Em 1999, Garota, Interrompida foi transformado em filme, com o mesmo nome, e foi um sucesso, com destaque para as atuações de Winona Ryder, como Susanna, e Angelina Jolie, como Lisa. Angelina ganhou o Oscar e o Globo de Ouro de melhor atriz coadjuvante.
É bom como o livro? Não. O livro é bem melhor e o filme dá aquela hollywoodizada fazendo com que a personagem Susanna desenvolver uma dependência emocional em relação a Lisa, exagerando bastante nos rompantes de Lisa, com aquele final a lá Morgan Freeman entimental e repleto de lições de moral e frases de efeito.

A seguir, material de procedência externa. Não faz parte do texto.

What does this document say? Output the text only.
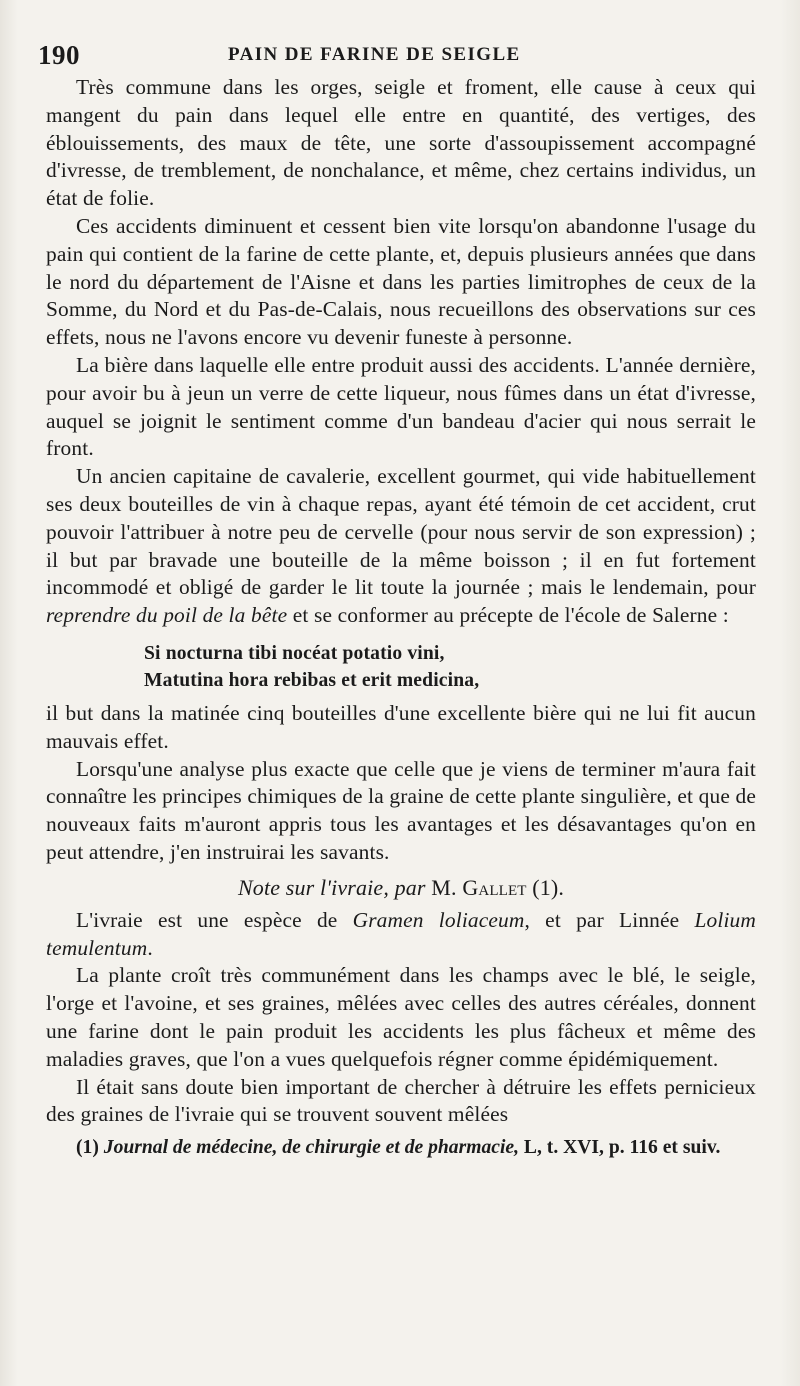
190	PAIN DE FARINE DE SEIGLE

Très commune dans les orges, seigle et froment, elle cause à ceux qui mangent du pain dans lequel elle entre en quantité, des vertiges, des éblouissements, des maux de tête, une sorte d'assoupissement accompagné d'ivresse, de tremblement, de nonchalance, et même, chez certains individus, un état de folie.

Ces accidents diminuent et cessent bien vite lorsqu'on abandonne l'usage du pain qui contient de la farine de cette plante, et, depuis plusieurs années que dans le nord du département de l'Aisne et dans les parties limitrophes de ceux de la Somme, du Nord et du Pas-de-Calais, nous recueillons des observations sur ces effets, nous ne l'avons encore vu devenir funeste à personne.

La bière dans laquelle elle entre produit aussi des accidents. L'année dernière, pour avoir bu à jeun un verre de cette liqueur, nous fûmes dans un état d'ivresse, auquel se joignit le sentiment comme d'un bandeau d'acier qui nous serrait le front.

Un ancien capitaine de cavalerie, excellent gourmet, qui vide habituellement ses deux bouteilles de vin à chaque repas, ayant été témoin de cet accident, crut pouvoir l'attribuer à notre peu de cervelle (pour nous servir de son expression) ; il but par bravade une bouteille de la même boisson ; il en fut fortement incommodé et obligé de garder le lit toute la journée ; mais le lendemain, pour reprendre du poil de la bête et se conformer au précepte de l'école de Salerne :

Si nocturna tibi nocéat potatio vini,
Matutina hora rebibas et erit medicina,

il but dans la matinée cinq bouteilles d'une excellente bière qui ne lui fit aucun mauvais effet.

Lorsqu'une analyse plus exacte que celle que je viens de terminer m'aura fait connaître les principes chimiques de la graine de cette plante singulière, et que de nouveaux faits m'auront appris tous les avantages et les désavantages qu'on en peut attendre, j'en instruirai les savants.

Note sur l'ivraie, par M. Gallet (1).

L'ivraie est une espèce de Gramen loliaceum, et par Linnée Lolium temulentum.

La plante croît très communément dans les champs avec le blé, le seigle, l'orge et l'avoine, et ses graines, mêlées avec celles des autres céréales, donnent une farine dont le pain produit les accidents les plus fâcheux et même des maladies graves, que l'on a vues quelquefois régner comme épidémiquement.

Il était sans doute bien important de chercher à détruire les effets pernicieux des graines de l'ivraie qui se trouvent souvent mêlées

(1) Journal de médecine, de chirurgie et de pharmacie, L, t. XVI, p. 116 et suiv.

Prefiro de longe o livro, porém preciso registrar que o filme é muito bom. Às vezes roteiristas fazem escolhas que entendem funcionar melhor no audiovisual do que o que está esmiuçado no livro. Afinal filmes são produzidos para dar lucro e vida que segue.
A título de exemplo: o filme dá a entender que a personagem Susanna pode ser só uma adolescente mais rebelde, sem ter necessariamente um transtorno mental. No livro a autora deixa claro que concorda com o diagnóstico, apesar de questionar a duração da internação e outros métodos. O filme mostra que a Lisa também tem transtorno de personalidade borderline e esse não é o diagnóstico dela no livro. Lisa é uma personagem bem menos agressiva que a do filme.
Enfim livro e filme não contam exatamente a mesma história, mas são duas histórias excelentes.
Sobre o transtorno de personalidade limítrofe ou borderline, tem uma comédia muito engraçada e agoniante em termos de vergonha alheia e empatia pelos personagens todos chamada Bem-vindos ao meu mundo, título original: Welcome to Me. Nela, uma mulher de cerca de 30 anos usa medicação controlada e frequenta psicanálise para se manter estável.
Essa pessoa vai ganhar 86 milhões de dólares na loteria e declarar sua independência em relação ao tratamento psiquiátrico. Ela era obrigada a frequentar o consultório e a fazer terapia por ser condição para receber auxílio financeiro do governo. Uma vez rica, ela simplesmente larga todo o tratamento.
É mais um caso de história bem humorada para abordar questões delicadas no campo da saúde mental, não só da personagem principal, Alice Klieg, mas também dos que a cercam.
Bem-vindos ao Meu Mundo tem uma proposta diferente do filme Garota, Interrompida. Enquanto um é irônico e dramático, o outro exagera nas situações para abordar o tema dos transtornos mentais pela comédia.
Assim como no texto sobre A Garota Dinamarquesa, deixo uma indicação de podcast informativo acerca do que é o transtorno de personalidade limítrofe ou borderline.
O podcast em questão é o Entrementes, apresentado por Luiz Fujita Jr., que faz parte do Portal Dráusio Varella. O episódio sobre personalidade borderline é o de número 7, em que o convidado foi o psiquiatra Marcus Zanetti, docente do Instituto de Ensino e Pesquisa do Hospital Sírio-Libanês.
Garota, Interrompida, o livro, saía pela editora Única e está esgotado. Infelizmente. Adquiri a minha cópia em um sebo que usa a plataforma Estante Virtual.
KAYSEN, Susanna. Garota, Interrompida. Tradução: SERRA, Márcia. São Paulo: Editora Gente, 2013.
MANGOLD, James. Garota, Interrompida.EUA: Columbia Pictures, 1999.
PIVEN, Shira. Bem-vindos ao meu mundo. EUA: Universal Pictures, 2014.